Key Objectives and Interpretation

SEBON's guidelines aim to bring discipline, accountability, and transparency in the operations of listed companies. By enforcing these directives, SEBON hopes to protect minority investors, reduce conflict of interest, and ensure companies act in alignment with long-term shareholder and institutional goals.Detailed Provisions and Analysis

1. Disclosure and Information Flow

Companies must follow international disclosure standards and regularly publish financial status, shareholding structures, and legal updates. This boosts investor confidence and ensures timely access to material information.

2. Board Structure and Appointment

Board members must be elected by the general meeting in accordance with the Company Act. At least one independent director with relevant business expertise must be appointed. Also, if multiple directors are from the same family, this must be disclosed in the annual report — promoting transparency and reducing nepotism.

3. Board Member Ineligibility

Individuals penalized under the Securities Act or those involved in blacklisted or non-operating companies are disqualified from serving. This prevents compromised individuals from influencing capital markets.

4. Duties and Responsibilities of the Board

Boards are responsible for enterprise risk management and ensuring good governance. They are encouraged to appoint competent chairs capable of leading with integrity and vision, particularly to safeguard small investors.
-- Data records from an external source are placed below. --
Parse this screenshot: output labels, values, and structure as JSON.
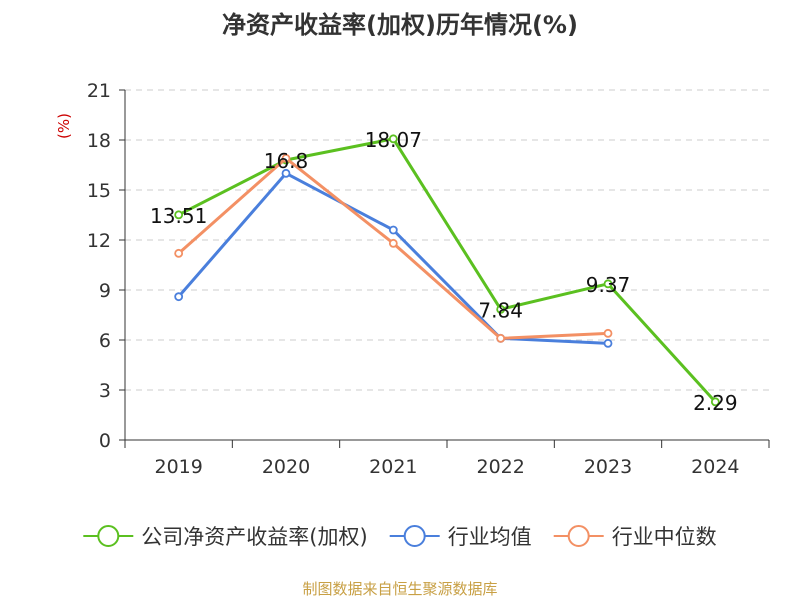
{
  "chart_data": {
    "type": "line",
    "title": "净资产收益率(加权)历年情况(%)",
    "ylabel": "(%)",
    "xlabel": "",
    "categories": [
      "2019",
      "2020",
      "2021",
      "2022",
      "2023",
      "2024"
    ],
    "ylim": [
      0,
      21
    ],
    "yticks": [
      0,
      3,
      6,
      9,
      12,
      15,
      18,
      21
    ],
    "grid": true,
    "legend_position": "bottom",
    "series": [
      {
        "name": "公司净资产收益率(加权)",
        "values": [
          13.51,
          16.8,
          18.07,
          7.84,
          9.37,
          2.29
        ],
        "labels": [
          "13.51",
          "16.8",
          "18.07",
          "7.84",
          "9.37",
          "2.29"
        ],
        "color": "#5bc020"
      },
      {
        "name": "行业均值",
        "values": [
          8.6,
          16.0,
          12.6,
          6.1,
          5.8,
          null
        ],
        "color": "#4a7fdc"
      },
      {
        "name": "行业中位数",
        "values": [
          11.2,
          16.9,
          11.8,
          6.1,
          6.4,
          null
        ],
        "color": "#f39064"
      }
    ]
  },
  "source": {
    "text": "制图数据来自恒生聚源数据库",
    "color": "#c8a045"
  },
  "colors": {
    "axis": "#333333",
    "grid": "#cccccc",
    "ylabel": "#cc0000"
  }
}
5. Director Conduct and Conflict of Interest

Directors must disclose personal or family dealings related to contracts, shares, or ownership within 15 days of appointment. Engaging in self-dealing or financial conflicts is strictly prohibited.

6. Prohibited Practices

Directors or their relatives cannot lease property to or engage in transactions with the institution if a financial interest exists. Similarly, directors cannot simultaneously serve as auditors, agents, or intermediaries for any institution. These rules ensure institutional independence and integrity.

7. Risk Management and Internal Controls

Every listed entity must form a risk management committee with independent directors involved in strategic oversight. Internal control mechanisms must address fraud prevention, conflict of interest, and misuse of authority.

8. Compliance Officer Appointment

A compliance officer with at least a bachelor’s degree in management, law, or commerce and three years of experience must ensure timely adherence to laws and directives. The officer’s report must be included in the annual audit for external validation.

9. Audit Committee Formation

A three-member independent audit committee, including a representative of public shareholders, must oversee all financial records and accounting policies to uphold financial integrity and protect investor interests.

10. Restricted Activities for Listed Companies

Listed entities are prohibited from engaging in financial transactions or partnerships with insiders having vested interests. They also cannot operate unauthorized or off-the-books assets. These provisions aim to curb corruption and preserve asset transparency.

The Institutional Governance Guidelines, 2074 serve as a comprehensive legal and ethical framework for all listed companies in Nepal. If effectively enforced, this guideline could revolutionize corporate culture in Nepal, enhancing trust in the capital market, protecting small investors, and attracting foreign investments. However, the effectiveness will depend largely on strict implementation and regular compliance audits by SEBON.